The 2004-2005 Orange Revolution street protests made the country many friends in the West, and it continued to bathe in the after-glow of that popularity long after the Orange leaders came to power, fell out among themselves and were voted out of office.
So for Ukraine a lot of the European reaction is unexpected and seems unfair – especially given its huge efforts to overhaul a ramshackle infrastructure in double-quick time and make it fit to host one of Europe’s biggest sporting events.
In less than two years, it has laid thousands of kilometres of new roads, built new airport terminals and laid on high-speed train services between Euro locations. Kiev’s Olympisky stadium, where the July 1st final will be played, has been revamped from the outdated Soviet relic that first opened in 1923.
Uefa president Michel Platini, who has toured Euro venues over the past two years and often chided Ukraine along the way, recognised the huge effort. “Bravo to all responsible for Ukraine’s preparations,” he said late last year, giving a thumbs-up.
Platini did, however, harangue the country over the sky-high prices of accommodation on offer to visiting fans. Ukraine’s hoteliers, he said, were “bandits and swindlers” for jacking up prices tenfold in the four host cities of Kiev, Lviv, Kharkiv and Donetsk.
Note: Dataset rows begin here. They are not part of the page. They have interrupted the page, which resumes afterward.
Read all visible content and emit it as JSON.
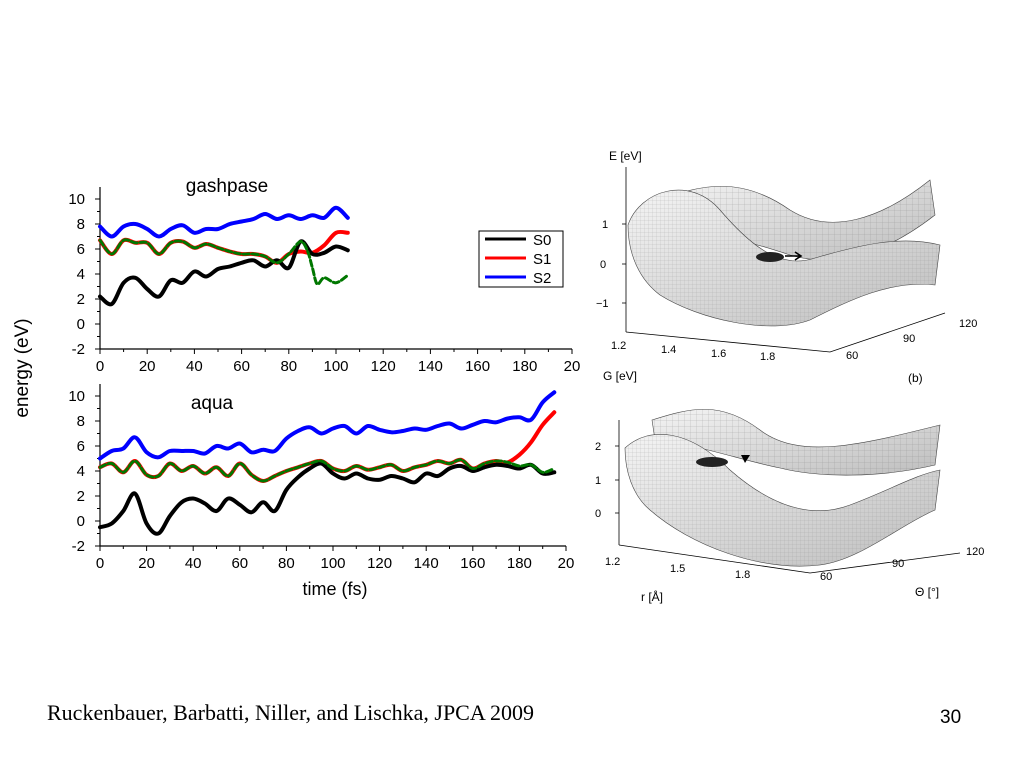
{
  "slide": {
    "citation": "Ruckenbauer, Barbatti, Niller, and Lischka, JPCA 2009",
    "page_number": "30"
  },
  "chart_data": [
    {
      "type": "line",
      "title": "gashpase",
      "xlabel": "",
      "ylabel": "energy (eV)",
      "xlim": [
        0,
        200
      ],
      "ylim": [
        -2,
        10
      ],
      "x_ticks": [
        "0",
        "20",
        "40",
        "60",
        "80",
        "100",
        "120",
        "140",
        "160",
        "180",
        "20"
      ],
      "y_ticks": [
        "-2",
        "0",
        "2",
        "4",
        "6",
        "8",
        "10"
      ],
      "legend": {
        "position": "right",
        "entries": [
          "S0",
          "S1",
          "S2"
        ]
      },
      "colors": {
        "S0": "#000000",
        "S1": "#ff0000",
        "S2": "#0000ff",
        "active": "#007700"
      },
      "series": [
        {
          "name": "S0",
          "x": [
            0,
            5,
            10,
            15,
            20,
            25,
            30,
            35,
            40,
            45,
            50,
            55,
            60,
            65,
            70,
            75,
            80,
            85,
            90,
            95,
            100,
            105
          ],
          "values": [
            2.2,
            1.6,
            3.3,
            3.7,
            2.8,
            2.2,
            3.5,
            3.3,
            4.2,
            3.8,
            4.4,
            4.6,
            4.9,
            5.1,
            4.6,
            5.1,
            4.5,
            6.6,
            5.6,
            5.7,
            6.2,
            5.9
          ]
        },
        {
          "name": "S1",
          "x": [
            0,
            5,
            10,
            15,
            20,
            25,
            30,
            35,
            40,
            45,
            50,
            55,
            60,
            65,
            70,
            75,
            80,
            85,
            90,
            95,
            100,
            105
          ],
          "values": [
            6.7,
            5.6,
            6.7,
            6.5,
            6.5,
            5.6,
            6.5,
            6.6,
            6.1,
            6.4,
            6.1,
            5.8,
            5.6,
            5.6,
            5.4,
            4.9,
            5.6,
            5.8,
            5.7,
            6.3,
            7.3,
            7.3
          ]
        },
        {
          "name": "S2",
          "x": [
            0,
            5,
            10,
            15,
            20,
            25,
            30,
            35,
            40,
            45,
            50,
            55,
            60,
            65,
            70,
            75,
            80,
            85,
            90,
            95,
            100,
            105
          ],
          "values": [
            7.8,
            7.0,
            7.8,
            8.0,
            7.6,
            7.0,
            7.6,
            7.9,
            7.3,
            7.6,
            7.6,
            8.0,
            8.2,
            8.4,
            8.8,
            8.4,
            8.7,
            8.4,
            8.7,
            8.5,
            9.3,
            8.5
          ]
        }
      ],
      "active_state": {
        "x": [
          0,
          5,
          10,
          15,
          20,
          25,
          30,
          35,
          40,
          45,
          50,
          55,
          60,
          65,
          70,
          75,
          80,
          85,
          88,
          90,
          92,
          95,
          100,
          105
        ],
        "values": [
          6.7,
          5.6,
          6.7,
          6.5,
          6.5,
          5.6,
          6.5,
          6.6,
          6.1,
          6.4,
          6.1,
          5.8,
          5.6,
          5.6,
          5.4,
          4.9,
          5.6,
          6.6,
          5.8,
          4.5,
          3.2,
          3.7,
          3.3,
          3.9
        ]
      }
    },
    {
      "type": "line",
      "title": "aqua",
      "xlabel": "time (fs)",
      "ylabel": "energy (eV)",
      "xlim": [
        0,
        200
      ],
      "ylim": [
        -2,
        10
      ],
      "x_ticks": [
        "0",
        "20",
        "40",
        "60",
        "80",
        "100",
        "120",
        "140",
        "160",
        "180",
        "20"
      ],
      "y_ticks": [
        "-2",
        "0",
        "2",
        "4",
        "6",
        "8",
        "10"
      ],
      "colors": {
        "S0": "#000000",
        "S1": "#ff0000",
        "S2": "#0000ff",
        "active": "#007700"
      },
      "series": [
        {
          "name": "S0",
          "x": [
            0,
            5,
            10,
            15,
            20,
            25,
            30,
            35,
            40,
            45,
            50,
            55,
            60,
            65,
            70,
            75,
            80,
            85,
            90,
            95,
            100,
            105,
            110,
            115,
            120,
            125,
            130,
            135,
            140,
            145,
            150,
            155,
            160,
            165,
            170,
            175,
            180,
            185,
            190,
            195
          ],
          "values": [
            -0.5,
            -0.2,
            0.8,
            2.2,
            -0.2,
            -1.0,
            0.4,
            1.5,
            1.8,
            1.4,
            0.8,
            1.8,
            1.3,
            0.7,
            1.5,
            0.8,
            2.5,
            3.5,
            4.2,
            4.6,
            3.8,
            3.4,
            3.8,
            3.4,
            3.3,
            3.6,
            3.4,
            3.1,
            3.8,
            3.6,
            4.2,
            4.4,
            4.0,
            4.3,
            4.5,
            4.4,
            4.2,
            4.5,
            3.8,
            3.9
          ]
        },
        {
          "name": "S1",
          "x": [
            0,
            5,
            10,
            15,
            20,
            25,
            30,
            35,
            40,
            45,
            50,
            55,
            60,
            65,
            70,
            75,
            80,
            85,
            90,
            95,
            100,
            105,
            110,
            115,
            120,
            125,
            130,
            135,
            140,
            145,
            150,
            155,
            160,
            165,
            170,
            175,
            180,
            185,
            190,
            195
          ],
          "values": [
            4.3,
            4.6,
            3.9,
            4.8,
            3.7,
            3.6,
            4.6,
            4.0,
            4.4,
            3.8,
            4.3,
            3.6,
            4.6,
            3.7,
            3.2,
            3.6,
            4.0,
            4.3,
            4.6,
            4.8,
            4.2,
            4.0,
            4.4,
            4.1,
            4.3,
            4.5,
            4.0,
            4.3,
            4.5,
            4.8,
            4.6,
            4.9,
            4.2,
            4.6,
            4.8,
            4.7,
            5.3,
            6.3,
            7.7,
            8.7
          ]
        },
        {
          "name": "S2",
          "x": [
            0,
            5,
            10,
            15,
            20,
            25,
            30,
            35,
            40,
            45,
            50,
            55,
            60,
            65,
            70,
            75,
            80,
            85,
            90,
            95,
            100,
            105,
            110,
            115,
            120,
            125,
            130,
            135,
            140,
            145,
            150,
            155,
            160,
            165,
            170,
            175,
            180,
            185,
            190,
            195
          ],
          "values": [
            5.0,
            5.6,
            5.8,
            6.7,
            5.5,
            5.1,
            5.6,
            5.6,
            5.6,
            5.4,
            6.0,
            5.8,
            6.2,
            5.5,
            5.7,
            5.6,
            6.6,
            7.2,
            7.5,
            7.0,
            7.4,
            7.6,
            7.0,
            7.6,
            7.3,
            7.1,
            7.2,
            7.4,
            7.3,
            7.6,
            7.8,
            7.4,
            7.7,
            8.0,
            7.9,
            8.2,
            8.3,
            8.1,
            9.5,
            10.3
          ]
        }
      ],
      "active_state": {
        "x": [
          0,
          5,
          10,
          15,
          20,
          25,
          30,
          35,
          40,
          45,
          50,
          55,
          60,
          65,
          70,
          75,
          80,
          85,
          90,
          95,
          100,
          105,
          110,
          115,
          120,
          125,
          130,
          135,
          140,
          145,
          150,
          155,
          160,
          165,
          170,
          175,
          180,
          185,
          190,
          195
        ],
        "values": [
          4.3,
          4.6,
          3.9,
          4.8,
          3.7,
          3.6,
          4.6,
          4.0,
          4.4,
          3.8,
          4.3,
          3.6,
          4.6,
          3.7,
          3.2,
          3.6,
          4.0,
          4.3,
          4.6,
          4.8,
          4.2,
          4.0,
          4.4,
          4.1,
          4.3,
          4.5,
          4.0,
          4.3,
          4.5,
          4.8,
          4.6,
          4.9,
          4.2,
          4.6,
          4.8,
          4.7,
          4.4,
          4.5,
          3.9,
          4.2
        ]
      }
    }
  ],
  "surfaces": {
    "top": {
      "ylabel": "E [eV]",
      "z_ticks": [
        "1",
        "0",
        "−1"
      ],
      "r_ticks": [
        "1.2",
        "1.4",
        "1.6",
        "1.8"
      ],
      "theta_ticks": [
        "60",
        "90",
        "120"
      ],
      "xlabel": "G [eV]",
      "panel_label": "(b)"
    },
    "bottom": {
      "z_ticks": [
        "2",
        "1",
        "0"
      ],
      "r_ticks": [
        "1.2",
        "1.5",
        "1.8"
      ],
      "theta_ticks": [
        "60",
        "90",
        "120"
      ],
      "r_label": "r [Å]",
      "theta_label": "Θ [°]"
    }
  }
}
The Kiev government, which expects at least a million fans to visit, has sought to curb hoteliers with anti-trust investigations and a planned deal with a low-cost airline that officials say will offer $300 (€230) return trips from London.
All the same, there are signs that many fans are opting to stay at home and follow their national team’s fortunes on television rather than make the trek to Ukraine.
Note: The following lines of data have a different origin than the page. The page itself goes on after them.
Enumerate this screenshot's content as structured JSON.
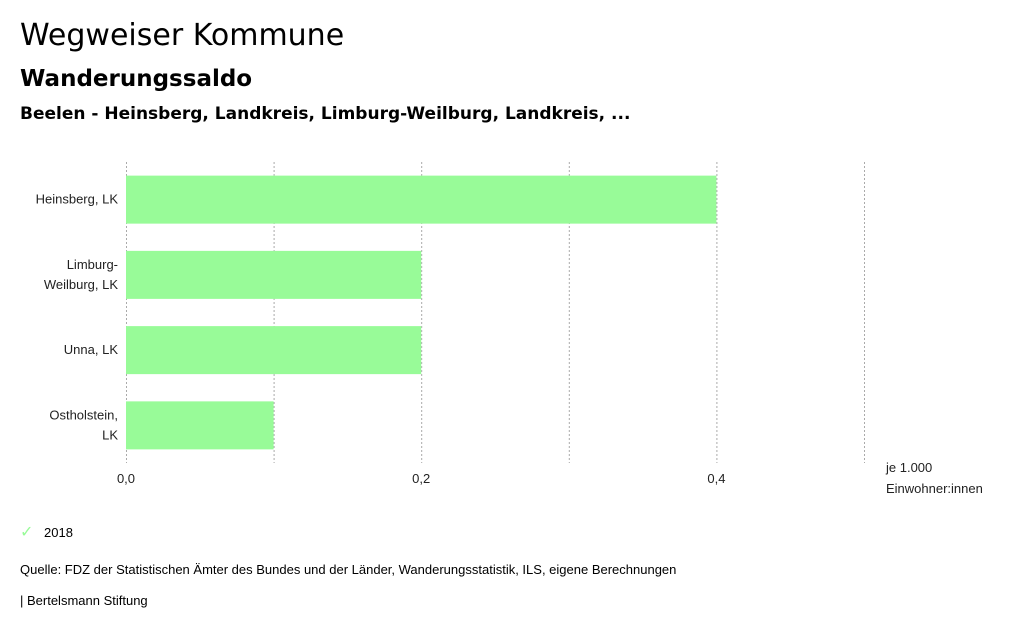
{
  "header": {
    "title": "Wegweiser Kommune",
    "subtitle": "Wanderungssaldo",
    "entities": "Beelen - Heinsberg, Landkreis, Limburg-Weilburg, Landkreis, ..."
  },
  "chart_data": {
    "type": "bar",
    "orientation": "horizontal",
    "categories": [
      [
        "Heinsberg, LK"
      ],
      [
        "Limburg-",
        "Weilburg, LK"
      ],
      [
        "Unna, LK"
      ],
      [
        "Ostholstein,",
        "LK"
      ]
    ],
    "series": [
      {
        "name": "2018",
        "values": [
          0.4,
          0.2,
          0.2,
          0.1
        ]
      }
    ],
    "xlim": [
      0,
      0.5
    ],
    "grid_values": [
      0,
      0.1,
      0.2,
      0.3,
      0.4,
      0.5
    ],
    "tick_values": [
      0,
      0.2,
      0.4
    ],
    "tick_labels": [
      "0,0",
      "0,2",
      "0,4"
    ],
    "unit_label": [
      "je 1.000",
      "Einwohner:innen"
    ],
    "grid": true,
    "bar_color": "#98fb98",
    "grid_color": "#aaaaaa"
  },
  "legend": {
    "label": "2018",
    "icon": "check-icon"
  },
  "footer": {
    "source": "Quelle: FDZ der Statistischen Ämter des Bundes und der Länder, Wanderungsstatistik, ILS, eigene Berechnungen",
    "credit": "| Bertelsmann Stiftung"
  }
}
Yanukovich, a heavily built hard man who has run Ukraine since February 2010, after narrowly beating Tymoshenko for the presidency, may still hope the Euro competition will generate some joy amid mounting economic woes that threaten his party’s success in an end-of-year election.
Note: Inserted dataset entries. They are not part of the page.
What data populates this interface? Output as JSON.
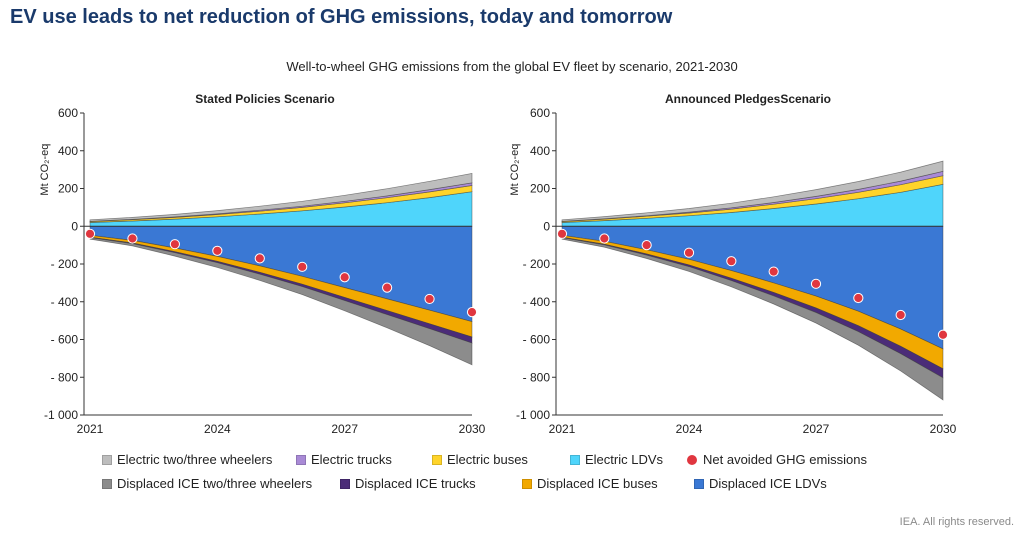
{
  "page": {
    "title": "EV use leads to net reduction of GHG emissions, today and tomorrow",
    "subtitle": "Well-to-wheel GHG emissions from the global EV fleet by scenario, 2021-2030",
    "source": "IEA. All rights reserved."
  },
  "colors": {
    "Electric two/three wheelers": "#bdbdbd",
    "Electric trucks": "#a98ad6",
    "Electric buses": "#ffd42a",
    "Electric LDVs": "#4fd5fb",
    "Displaced ICE two/three wheelers": "#8c8c8c",
    "Displaced ICE trucks": "#4b2c78",
    "Displaced ICE buses": "#f2a900",
    "Displaced ICE LDVs": "#3a78d4",
    "Net avoided GHG emissions": "#e0363f"
  },
  "legend": {
    "row1": [
      "Electric two/three wheelers",
      "Electric trucks",
      "Electric buses",
      "Electric LDVs",
      "Net avoided GHG emissions"
    ],
    "row2": [
      "Displaced ICE two/three wheelers",
      "Displaced ICE trucks",
      "Displaced ICE buses",
      "Displaced ICE LDVs"
    ]
  },
  "chart_data": [
    {
      "type": "area",
      "title": "Stated Policies Scenario",
      "ylabel": "Mt CO₂-eq",
      "x": [
        2021,
        2022,
        2023,
        2024,
        2025,
        2026,
        2027,
        2028,
        2029,
        2030
      ],
      "xticks": [
        "2021",
        "2024",
        "2027",
        "2030"
      ],
      "ylim": [
        -1000,
        600
      ],
      "yticks": [
        "600",
        "400",
        "200",
        "0",
        "- 200",
        "- 400",
        "- 600",
        "- 800",
        "-1 000"
      ],
      "ytick_values": [
        600,
        400,
        200,
        0,
        -200,
        -400,
        -600,
        -800,
        -1000
      ],
      "positive_series": [
        {
          "name": "Electric LDVs",
          "values": [
            20,
            28,
            38,
            50,
            65,
            82,
            102,
            125,
            152,
            183
          ]
        },
        {
          "name": "Electric buses",
          "values": [
            5,
            7,
            9,
            12,
            15,
            18,
            22,
            26,
            30,
            33
          ]
        },
        {
          "name": "Electric trucks",
          "values": [
            1,
            2,
            3,
            4,
            5,
            6,
            8,
            10,
            12,
            14
          ]
        },
        {
          "name": "Electric two/three wheelers",
          "values": [
            8,
            10,
            13,
            17,
            21,
            26,
            32,
            38,
            44,
            50
          ]
        }
      ],
      "negative_series": [
        {
          "name": "Displaced ICE LDVs",
          "values": [
            -48,
            -75,
            -115,
            -160,
            -210,
            -265,
            -325,
            -385,
            -445,
            -505
          ]
        },
        {
          "name": "Displaced ICE buses",
          "values": [
            -10,
            -14,
            -20,
            -26,
            -34,
            -42,
            -52,
            -62,
            -72,
            -82
          ]
        },
        {
          "name": "Displaced ICE trucks",
          "values": [
            -2,
            -3,
            -5,
            -7,
            -10,
            -13,
            -17,
            -21,
            -26,
            -32
          ]
        },
        {
          "name": "Displaced ICE two/three wheelers",
          "values": [
            -8,
            -12,
            -18,
            -25,
            -33,
            -42,
            -54,
            -70,
            -90,
            -115
          ]
        }
      ],
      "net": [
        -40,
        -65,
        -95,
        -130,
        -170,
        -215,
        -270,
        -325,
        -385,
        -455
      ]
    },
    {
      "type": "area",
      "title": "Announced PledgesScenario",
      "ylabel": "Mt CO₂-eq",
      "x": [
        2021,
        2022,
        2023,
        2024,
        2025,
        2026,
        2027,
        2028,
        2029,
        2030
      ],
      "xticks": [
        "2021",
        "2024",
        "2027",
        "2030"
      ],
      "ylim": [
        -1000,
        600
      ],
      "yticks": [
        "600",
        "400",
        "200",
        "0",
        "- 200",
        "- 400",
        "- 600",
        "- 800",
        "-1 000"
      ],
      "ytick_values": [
        600,
        400,
        200,
        0,
        -200,
        -400,
        -600,
        -800,
        -1000
      ],
      "positive_series": [
        {
          "name": "Electric LDVs",
          "values": [
            20,
            30,
            42,
            56,
            73,
            94,
            118,
            146,
            180,
            222
          ]
        },
        {
          "name": "Electric buses",
          "values": [
            5,
            8,
            11,
            14,
            18,
            23,
            28,
            34,
            40,
            46
          ]
        },
        {
          "name": "Electric trucks",
          "values": [
            1,
            2,
            3,
            5,
            7,
            9,
            12,
            15,
            19,
            23
          ]
        },
        {
          "name": "Electric two/three wheelers",
          "values": [
            8,
            11,
            15,
            19,
            24,
            30,
            36,
            42,
            48,
            54
          ]
        }
      ],
      "negative_series": [
        {
          "name": "Displaced ICE LDVs",
          "values": [
            -48,
            -80,
            -125,
            -175,
            -235,
            -300,
            -370,
            -450,
            -545,
            -650
          ]
        },
        {
          "name": "Displaced ICE buses",
          "values": [
            -10,
            -15,
            -22,
            -30,
            -40,
            -51,
            -63,
            -77,
            -91,
            -105
          ]
        },
        {
          "name": "Displaced ICE trucks",
          "values": [
            -2,
            -4,
            -6,
            -9,
            -13,
            -18,
            -24,
            -31,
            -39,
            -48
          ]
        },
        {
          "name": "Displaced ICE two/three wheelers",
          "values": [
            -8,
            -12,
            -18,
            -25,
            -33,
            -43,
            -56,
            -72,
            -92,
            -117
          ]
        }
      ],
      "net": [
        -40,
        -65,
        -100,
        -140,
        -185,
        -240,
        -305,
        -380,
        -470,
        -575
      ]
    }
  ]
}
But freeing Tymoshenko, his nemesis for years, still does not seem an option. The charismatic opposition politician threatened the interests of many of Ukraine’s oligarchs when she was in power. Sharp of tongue, she went out of her way to belittle Yanukovich in a later campaign for the presidency in 2010 – which she lost.
“It is personally difficult for him to release Tymoshenko,” said Olga Shumylo-Tapiola, a visiting scholar at Carnegie Europe. “One of the reasons is that he feels he will look weak at home.”
Tymoshenko seems able to create trouble for Yanukovich just by lying in prison. Kharkiv, where she is being held, will stage three matches in the Euro qualifying stages. With the city flooded with foreign journalists, the Yanukovich leadership is aware of the fertile PR ground she will be able to exploit without even stirring from her prison bed.